2. **Missing kernel-side init (cache / SRAM / AXI-QoS)**: BSP `mpp_rkvdec2.c::rkvdec2_run` writes RKVDEC_REG_CACHE0/1/2_SIZE_BASE and clears caches before each decode; also writes statistic-block setup (reg256/257/270 — QoS). Mainline HEVC doesn't do these and works — but maybe VP9 specifically requires them.
3. **vdpu381 register layout doesn't fully expose VP9 control surface**: Casanova's v7.0 mainline series added vdpu381 register definitions for HEVC + H.264 only. The struct definitions we extended in `rkvdec-vdpu381-regs.h` are based on BSP `vdpu382_vp9d.h` — but maybe the BSP MPP also relies on mpp_rkvdec2 DRIVER-side translations (`mpp_dev_set_reg_offset(cfg->dev, 167, hw_ctx->offset_count)` for example) that mainline doesn't replicate.
## Recommended next path forward
**Sonnet/Janet architect review** before further iteration. The 6 iterations of register-tuning have established:
- No bit-flip-level fix is sufficient
- HW is genuinely stuck on something structural we're missing
The review should consider:
- Pull mainline RKVDEC2 series WIP (Collabora) for VP9 hints
- Compare BSP `mpp_dev_set_reg_offset` usage to mainline `rkvdec_memcpy_toio` — does BSP do per-register address translation we're missing?
- Whether mainline-port-target should be the RKVDEC2 driver path (newer) instead of extending Casanova's vdpu381
- Add SRAM/cache init alongside the regs writes
## Tonight's persistent state
- **Branch**: `boltzmann:~/src/linux-rockchip:vp9-enablement-iter1` — 6 commits, 1517 LoC
- `47431635801d` regs header VP9 struct definitions
- `da8482271938` shared codec-spec helpers in rkvdec-vp9-common.h
- `71cc0d96d212` new vdpu381-vp9 backend
- `63c4db0095ca` Phase 2.1 register-packing
- `feaae8743450` iter1-6 first-light diagnostic state (this iteration)
- **Ampere module**: `/lib/modules/7.0.0-rc3-devices+/kernel/drivers/media/platform/rockchip/rkvdec/rockchip-vdec.ko` (iter6 = 6th first-light attempt).
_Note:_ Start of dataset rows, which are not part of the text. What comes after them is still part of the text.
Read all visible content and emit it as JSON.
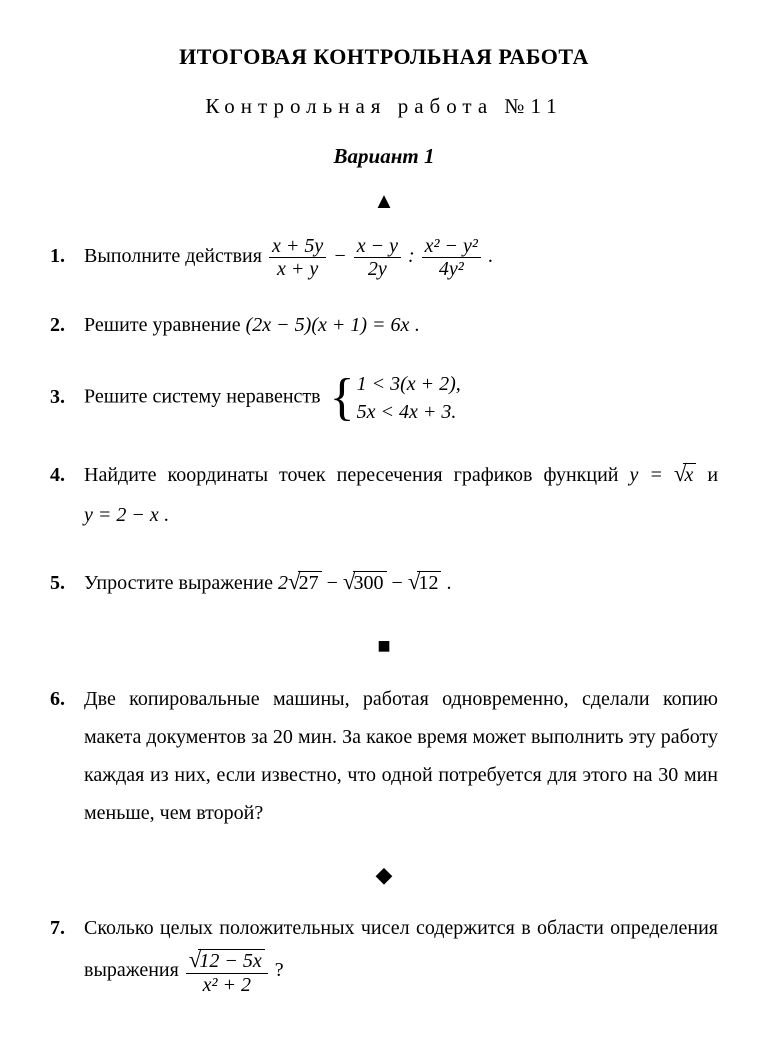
{
  "header": {
    "main_title": "ИТОГОВАЯ КОНТРОЛЬНАЯ РАБОТА",
    "subtitle": "Контрольная работа №11",
    "variant": "Вариант 1"
  },
  "markers": {
    "triangle": "▲",
    "square": "■",
    "diamond": "◆"
  },
  "tasks": {
    "t1": {
      "text": "Выполните действия ",
      "f1_num": "x + 5y",
      "f1_den": "x + y",
      "f2_num": "x − y",
      "f2_den": "2y",
      "f3_num": "x² − y²",
      "f3_den": "4y²",
      "op1": " − ",
      "op2": " : ",
      "end": " ."
    },
    "t2": {
      "text": "Решите уравнение  ",
      "formula": "(2x − 5)(x + 1) = 6x",
      "end": " ."
    },
    "t3": {
      "text": "Решите систему неравенств ",
      "line1": "1 < 3(x + 2),",
      "line2": "5x < 4x + 3."
    },
    "t4": {
      "text_a": "Найдите координаты точек пересечения графиков функций  ",
      "y_eq": "y = ",
      "sqrt_x": "x",
      "and": "  и  ",
      "f2": "y = 2 − x",
      "end": " ."
    },
    "t5": {
      "text": "Упростите выражение  ",
      "two": "2",
      "a": "27",
      "minus1": " − ",
      "b": "300",
      "minus2": " − ",
      "c": "12",
      "end": " ."
    },
    "t6": {
      "text": "Две копировальные машины, работая одновременно, сделали копию макета документов за 20 мин. За какое время может выполнить эту работу каждая из них, если известно, что одной потребуется для этого на 30 мин меньше, чем второй?"
    },
    "t7": {
      "text_a": "Сколько целых положительных чисел содержится в области определения выражения  ",
      "num_sqrt": "12 − 5x",
      "den": "x² + 2",
      "end": " ?"
    }
  }
}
To revert to sibling-campaign close: `sudo cp ~/vp9-iter1-backup/rockchip-vdec.ko.sibling-campaign-close /lib/modules/$(uname -r)/kernel/drivers/media/platform/rockchip/rkvdec/rockchip-vdec.ko && sudo depmod -a && sudo modprobe -r rockchip-vdec && sudo modprobe rockchip-vdec` (HEVC bit-perfect restored).
- **Diagnostic instrumentation in kernel**: vdpu381_irq_handler logs first 10 IRQs; vdpu381_config_vp9_regs logs first 3 frames. Removable in iter7.
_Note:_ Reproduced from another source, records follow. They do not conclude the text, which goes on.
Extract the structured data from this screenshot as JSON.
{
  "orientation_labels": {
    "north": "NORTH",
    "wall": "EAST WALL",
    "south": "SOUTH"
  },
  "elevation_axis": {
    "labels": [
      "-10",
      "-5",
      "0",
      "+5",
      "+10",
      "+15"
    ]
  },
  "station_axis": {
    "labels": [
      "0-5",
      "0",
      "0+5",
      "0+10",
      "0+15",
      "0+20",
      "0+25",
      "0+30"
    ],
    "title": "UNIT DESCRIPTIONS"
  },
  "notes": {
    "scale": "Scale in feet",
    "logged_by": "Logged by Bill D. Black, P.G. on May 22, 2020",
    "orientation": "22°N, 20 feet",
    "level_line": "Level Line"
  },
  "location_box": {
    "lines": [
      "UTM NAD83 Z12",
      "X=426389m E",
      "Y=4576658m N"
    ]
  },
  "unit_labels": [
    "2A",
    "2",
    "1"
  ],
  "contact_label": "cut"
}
- **Off-device backup**: `fresnel:~/backups/ampere/vp9-iter1/rockchip-vdec.ko.sibling-campaign-close` md5 5f5cfba42750e8d70902eb1381017d92.
- **NOT touched**: legacy `rkvdec-vp9.c` (RK3399 path untouched), kernel patches from sibling campaign (still in place).
## Campaign summary so far
- Phase 0: closed (substrate, architectural correction)
- Phase 1: closed (3 plan revisions, Janet PROCEED)
- Phase 2: closed (compile-clean backend, 1390 LoC)
- Phase 2.1: closed (full register-packing translation)
- Phase 3 (this): **FAILED first-light**, 6 register-tuning iterations all stall HW
Total session work: ~10 hours (00:50 sibling-campaign close → 08:15 Phase 3 first-light failure). Substantial code artifact + comprehensive failure data; structural rethink required next.
## Honest assessment
We've translated BSP's MPP register layout to mainline vdpu381 register structs and applied every documented BSP setup step. The HW still refuses to decode. The remaining failure modes are structural: either the prob buffer needs a totally-different format we haven't reverse-engineered, OR the kernel-side init has gaps mainline never had to fill for HEVC. Both require architect-level rethinking rather than more iteration.